France
Charte de l’environnement : le principe de précaution en question
(Photo: AFP)
Après le scandale de l’amiante, utilisée tant et plus dans les constructions avant que l’on ne se rende compte de ses effets sur la santé humaine, la mise en œuvre du principe de précaution en matière environnementale paraît plutôt rassurante. En tout cas, c’est ce que plaident les partisans du texte de loi qui passe aujourd’hui en première lecture devant les députés français, président de la République en tête. Il est vrai que la Charte de l’environnement est une promesse de campagne du candidat Chirac en 2002. Il aura d’ailleurs fallu que le chef de l’Etat pèse de tout son poids pour que le texte, qui selon lui «suscite de grands espoirs», soit finalement examiné. Car au sein même de son parti, l’Union pour un mouvement populaire (UMP), la proposition d’inscrire le droit à l’environnement et le principe de précaution dans la Constitution a provoqué des réticences, voire des oppositions.

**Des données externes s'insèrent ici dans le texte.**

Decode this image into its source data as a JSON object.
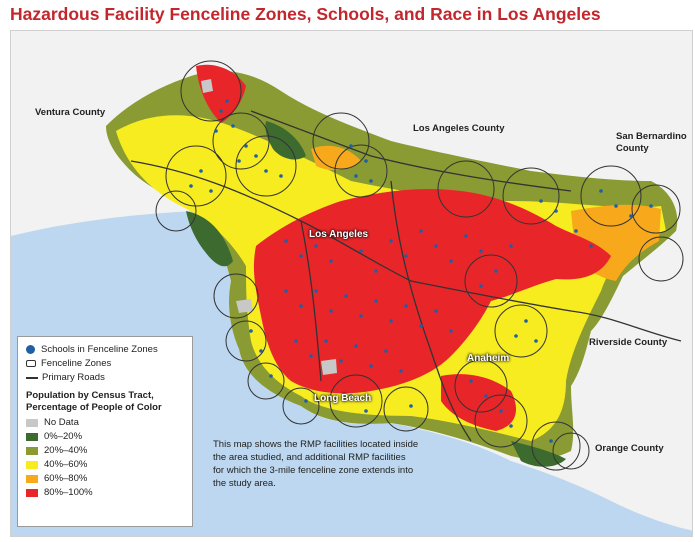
{
  "title": "Hazardous Facility Fenceline Zones, Schools, and Race in Los Angeles",
  "region_labels": {
    "ventura": "Ventura County",
    "la_county": "Los Angeles County",
    "san_bernardino": "San Bernardino\nCounty",
    "riverside": "Riverside County",
    "orange": "Orange County"
  },
  "city_labels": {
    "los_angeles": "Los Angeles",
    "anaheim": "Anaheim",
    "long_beach": "Long Beach"
  },
  "legend": {
    "schools": "Schools in Fenceline Zones",
    "fenceline": "Fenceline Zones",
    "roads": "Primary Roads",
    "heading": "Population by Census Tract, Percentage of People of Color",
    "categories": [
      {
        "label": "No Data",
        "color": "#c8c8c8"
      },
      {
        "label": "0%–20%",
        "color": "#3d6b2f"
      },
      {
        "label": "20%–40%",
        "color": "#8a9b33"
      },
      {
        "label": "40%–60%",
        "color": "#f6ec20"
      },
      {
        "label": "60%–80%",
        "color": "#f7a81b"
      },
      {
        "label": "80%–100%",
        "color": "#e8262a"
      }
    ],
    "school_color": "#1f5fa8"
  },
  "note": "This map shows the RMP facilities located inside the area studied, and additional RMP facilities for which the 3-mile fenceline zone extends into the study area.",
  "colors": {
    "water": "#bcd7ef",
    "land_outside": "#f2f2f2",
    "title": "#c2272d"
  }
}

La Charte établit que «chacun a le droit de vivre dans un environnement équilibré et respectueux de la santé» et que de ce point de vue, lorsque «la réalisation d’un dommage (…) pourrait affecter de manière grave et irréversible l’environnement, les autorités publiques veillent, par application du principe de précaution, à la mise en œuvre de procédures d’évaluation des risques et à l’adoption de mesures provisoires et proportionnées afin d’éviter la réalisation du dommage». Le texte se place donc dans l’optique de la préservation des intérêts des générations futures. Mais pas du tout, explique-t-on au gouvernement, dans celle de la mise en place d’obstacles au progrès scientifique. Dominique Perben, le ministre de la Justice qui a présenté le projet de loi, a d’ailleurs affirmé que la Charte était conçue pour offrir «un cadre propice à l’initiative, à la recherche et à l’innovation technologique» et pas le contraire. Elle répond simplement à un «devoir politique de préservation de l’environnement».
Encadrer l’application du principe de précaution
Ce message a été difficile à faire passer auprès de certains députés de droite qui ont été sensibles aux arguments des représentants d’industries particulièrement visées comme la chimie, le nucléaire ou l’automobile, selon lesquels le principe de précaution pouvait avoir des effets pervers susceptibles d’empêcher certaines avancées scientifiques et technologiques. Mais aussi de provoquer une vague de procès, engagés directement par les citoyens, dont les élus locaux pourraient faire le frais. C’est notamment pour cette raison que l’un des amendements au texte retenu par la commission des Lois, précise que «les autorités publiques» (Etat ou collectivités locales) n’auront à appliquer «ce principe que dans le strict champ de leurs compétences et attributions». Pour Dominique Perben, le fait même de définir le principe de précaution est de nature à «encadrer» son application et à empêcher la multiplication des contentieux.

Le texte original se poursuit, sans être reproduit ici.